Le greffe notifie à chaque intéressé et au commissaire du Gouvernement, dès leur réception, une copie des pièces qui lui sont transmises.
La déclaration d’appel date du 10 mai 2024. Le délai imparti à la SCI Baron de Montigny pour déposer son mémoire expirait donc le 12 août 2024 à minuit, comme il est dit aux articles 641 alinéa 2 et 642 alinéa 2 du code de procédure civile, car le 10 août était un samedi et le 11 un dimanche. C’est le 21 août 2024 que la SCI Baron de Montigny a adressé au greffe de la Cour son mémoire d’appelante, cette date étant celle de sa lettre d’accompagnement et surtout celle du document de la poste 'Colissimo’ : 'départ le 21 août 2024'. Il n’y a pas lieu, à cet égard, de tenir compte de la mention 'transmsises le 22 août 2024' figurant dans la lettre de notification du greffe du 30 octobre 2024.
Faute par la SCI Baron de Montigny d’avoir adressé son mémoire au greffe dans les trois mois de la déclaration d’appel, celle-ci sera déclarée caduque.
L’équité ne commande pas d’allouer une somme en application de l’article 700 du code de procédure civile à la commune d'[Localité 7].

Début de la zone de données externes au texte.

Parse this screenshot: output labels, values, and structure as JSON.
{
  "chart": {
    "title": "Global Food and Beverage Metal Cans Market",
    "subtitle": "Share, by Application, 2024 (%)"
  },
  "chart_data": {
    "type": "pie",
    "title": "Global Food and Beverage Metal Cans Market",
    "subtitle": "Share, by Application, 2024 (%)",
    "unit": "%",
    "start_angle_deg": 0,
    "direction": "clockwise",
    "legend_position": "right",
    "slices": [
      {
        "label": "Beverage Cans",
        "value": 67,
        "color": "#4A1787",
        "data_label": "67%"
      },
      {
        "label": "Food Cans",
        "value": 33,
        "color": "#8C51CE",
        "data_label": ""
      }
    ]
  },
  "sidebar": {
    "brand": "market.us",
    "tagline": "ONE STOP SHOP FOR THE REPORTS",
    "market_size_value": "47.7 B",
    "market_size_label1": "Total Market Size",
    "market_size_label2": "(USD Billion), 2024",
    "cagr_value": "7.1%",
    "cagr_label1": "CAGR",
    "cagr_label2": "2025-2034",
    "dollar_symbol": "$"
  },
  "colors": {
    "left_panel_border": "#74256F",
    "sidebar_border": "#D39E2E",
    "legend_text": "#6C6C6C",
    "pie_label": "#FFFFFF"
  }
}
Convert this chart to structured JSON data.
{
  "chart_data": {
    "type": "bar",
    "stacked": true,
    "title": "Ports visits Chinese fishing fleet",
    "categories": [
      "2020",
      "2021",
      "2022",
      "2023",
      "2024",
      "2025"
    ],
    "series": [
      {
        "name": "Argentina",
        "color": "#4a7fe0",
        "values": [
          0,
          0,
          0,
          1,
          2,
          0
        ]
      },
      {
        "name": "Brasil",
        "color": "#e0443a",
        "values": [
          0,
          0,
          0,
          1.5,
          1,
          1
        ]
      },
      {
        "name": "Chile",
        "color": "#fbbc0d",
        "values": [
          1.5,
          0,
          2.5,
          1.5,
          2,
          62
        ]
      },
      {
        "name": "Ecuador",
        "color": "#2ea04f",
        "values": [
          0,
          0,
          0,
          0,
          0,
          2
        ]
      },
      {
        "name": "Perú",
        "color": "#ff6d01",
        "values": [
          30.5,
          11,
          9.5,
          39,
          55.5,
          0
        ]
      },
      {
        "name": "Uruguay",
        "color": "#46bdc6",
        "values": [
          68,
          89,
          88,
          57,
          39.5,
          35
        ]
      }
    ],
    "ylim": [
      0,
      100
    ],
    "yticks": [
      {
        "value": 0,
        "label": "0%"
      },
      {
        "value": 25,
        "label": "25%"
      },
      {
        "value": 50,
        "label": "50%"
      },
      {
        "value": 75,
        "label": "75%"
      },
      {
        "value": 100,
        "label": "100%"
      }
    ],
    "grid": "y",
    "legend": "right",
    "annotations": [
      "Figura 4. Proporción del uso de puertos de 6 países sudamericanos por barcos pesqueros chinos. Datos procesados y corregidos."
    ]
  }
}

La SCI Baron de Montigny sera condamnée aux dépens d’appel.
PAR CES MOTIFS
— DÉCLARE irrecevable le mémoire déposé par la SCI Baron de Montigny le 9 août 2024 par RPVA ;
— DÉCLARE caduque la déclaration d’appel en date du 10 mai 2024 ;
— REJETTE la demande de la commune d'[Localité 7] en application de l’article 700 du code de procédure civile ;
— CONDAMNE la SCI Baron de Montigny aux dépens d’appel, qui seront recouvrés par Maître Dontot.
Prononcé publiquement par mise à disposition de l’arrêt au greffe de la cour, les parties en ayant été préalablement avisées dans les conditions prévues au deuxième alinéa de l’article 450 du code de procédure civile.
Signé par Monsieur Raphaël TRARIEUX, Président et par Madame Kalliopi CAPO-CHICHI, Greffière, auquel la minute de la décision a été remise par le magistrat signataire.